The king laughed, though not entirely happily. “Well, I give you all the credit, my dear. You told me Auxis could say yes on the lector’s behalf without waiting for an answer from his master, and you were right.”
“It only made sense. Lector Vidian wants the dukedom of Nabban to be held by one of his allies, like Count Dallo, but not by violent rebellion, which will bring
in the High Throne. Now he sees that matters have gone too far and is desperate to calm things down, and a large part of that is because his own position is shaky. It’s his own fault for having so obviously favored the Ingadarines that none of the other families trust him.”
Simon looked uncertain. “But even if Dallo and Drusis reach for power and fail, Lector Vidian cannot be . . . what would it be called? ‘Un-elected’? See, there isn’t even a word for it. Lectors serve for life!”
“You’re right, my husband. So he knows that if it came to a civil war in Nabban, someone would likely kill him.”
“What do you mean? Not truly.”
“Yes, truly. What do you think happened to the first Larexes, or old Saqualian? Choked on a fish bone? It is well known in Nabban that his mistress poisoned his oyster stew.” She paused. “In fact, even poor, brave Lector Ranessin died an unnatural death, and I should know, since I was in the Sancellan that night.”
“But Ranessin was killed by Pryrates!”
“It was still a removal for political reasons.” Her mouth twisted. “My father’s reasons, although I pray he did not know how that cursed priest planned to do it. No, my beloved man, power struggles in Nabban are nearly always deadly.” She showed him a smile, although it came with difficulty. “It’s a good thing I’m the one going. It’s also fitting that I’ll be going there on a ship named after my mother, since it was she and my Nabbanai relatives who taught me these things.”

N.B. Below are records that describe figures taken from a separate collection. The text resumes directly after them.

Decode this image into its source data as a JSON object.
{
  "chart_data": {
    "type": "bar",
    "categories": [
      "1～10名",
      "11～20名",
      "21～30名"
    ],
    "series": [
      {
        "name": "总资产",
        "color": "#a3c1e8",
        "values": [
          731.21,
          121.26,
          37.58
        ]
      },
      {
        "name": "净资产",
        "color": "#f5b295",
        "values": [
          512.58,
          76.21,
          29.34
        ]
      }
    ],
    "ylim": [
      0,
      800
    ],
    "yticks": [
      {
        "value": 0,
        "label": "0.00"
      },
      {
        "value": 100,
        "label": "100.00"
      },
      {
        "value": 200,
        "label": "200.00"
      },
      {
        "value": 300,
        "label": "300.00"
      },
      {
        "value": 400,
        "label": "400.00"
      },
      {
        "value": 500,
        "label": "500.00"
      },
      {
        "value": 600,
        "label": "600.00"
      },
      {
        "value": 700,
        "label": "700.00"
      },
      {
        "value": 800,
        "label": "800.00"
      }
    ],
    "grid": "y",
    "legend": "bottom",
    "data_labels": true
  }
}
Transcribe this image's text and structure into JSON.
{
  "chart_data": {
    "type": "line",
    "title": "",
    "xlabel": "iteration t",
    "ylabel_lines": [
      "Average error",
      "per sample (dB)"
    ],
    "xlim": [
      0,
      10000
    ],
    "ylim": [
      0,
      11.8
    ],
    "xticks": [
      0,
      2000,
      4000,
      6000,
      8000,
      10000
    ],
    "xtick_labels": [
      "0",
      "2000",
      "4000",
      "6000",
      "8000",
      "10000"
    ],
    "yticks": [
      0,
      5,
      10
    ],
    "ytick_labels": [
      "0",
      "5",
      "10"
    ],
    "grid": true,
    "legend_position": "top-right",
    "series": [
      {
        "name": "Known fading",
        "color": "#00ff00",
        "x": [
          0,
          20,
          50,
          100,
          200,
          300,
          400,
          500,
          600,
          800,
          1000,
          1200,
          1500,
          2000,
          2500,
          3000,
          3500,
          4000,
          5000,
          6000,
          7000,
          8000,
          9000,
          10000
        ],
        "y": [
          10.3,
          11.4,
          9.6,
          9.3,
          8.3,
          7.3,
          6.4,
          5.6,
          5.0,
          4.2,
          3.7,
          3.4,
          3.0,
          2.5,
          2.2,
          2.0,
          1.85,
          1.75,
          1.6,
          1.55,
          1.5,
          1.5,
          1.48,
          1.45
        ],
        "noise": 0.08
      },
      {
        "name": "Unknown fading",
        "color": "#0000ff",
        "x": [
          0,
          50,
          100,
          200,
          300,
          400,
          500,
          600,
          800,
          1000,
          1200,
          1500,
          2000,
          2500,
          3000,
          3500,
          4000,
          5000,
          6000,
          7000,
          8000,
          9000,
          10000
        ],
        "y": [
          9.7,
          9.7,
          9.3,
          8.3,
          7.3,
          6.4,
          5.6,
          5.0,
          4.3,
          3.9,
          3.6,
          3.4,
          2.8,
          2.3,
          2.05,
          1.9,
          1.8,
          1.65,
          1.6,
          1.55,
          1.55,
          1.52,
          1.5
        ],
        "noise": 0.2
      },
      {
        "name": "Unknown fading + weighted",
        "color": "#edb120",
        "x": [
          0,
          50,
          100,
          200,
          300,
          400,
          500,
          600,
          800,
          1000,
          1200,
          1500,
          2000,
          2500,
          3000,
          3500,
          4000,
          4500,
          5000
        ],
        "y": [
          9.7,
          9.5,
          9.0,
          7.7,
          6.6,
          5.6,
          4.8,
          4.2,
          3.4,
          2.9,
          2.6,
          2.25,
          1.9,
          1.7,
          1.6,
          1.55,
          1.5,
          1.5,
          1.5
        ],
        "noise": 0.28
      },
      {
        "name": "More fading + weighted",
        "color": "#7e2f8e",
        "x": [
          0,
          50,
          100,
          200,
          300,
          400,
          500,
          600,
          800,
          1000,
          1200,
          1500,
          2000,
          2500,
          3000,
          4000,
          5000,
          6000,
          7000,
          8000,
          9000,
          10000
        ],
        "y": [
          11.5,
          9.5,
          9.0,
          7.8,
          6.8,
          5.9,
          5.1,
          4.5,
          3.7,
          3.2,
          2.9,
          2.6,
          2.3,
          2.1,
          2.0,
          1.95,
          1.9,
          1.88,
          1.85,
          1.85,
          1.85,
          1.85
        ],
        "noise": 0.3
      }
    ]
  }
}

“How did your mother teach you all this? She died when you were only a child.”
“And that taught me that life is precarious. But it was her inner court and my relatives there—especially a few rare bitches among her ladies-in-waiting—who taught me how things are done in Nabban.”
Which is all the more reason I should not go back to that treacherous place, though I must, she thought. But I shall miss my kind-hearted husband so painfully while we are apart. And almost without realizing it, she reached out and took Simon’s strong, familiar hand and squeezed it as though she would never let go.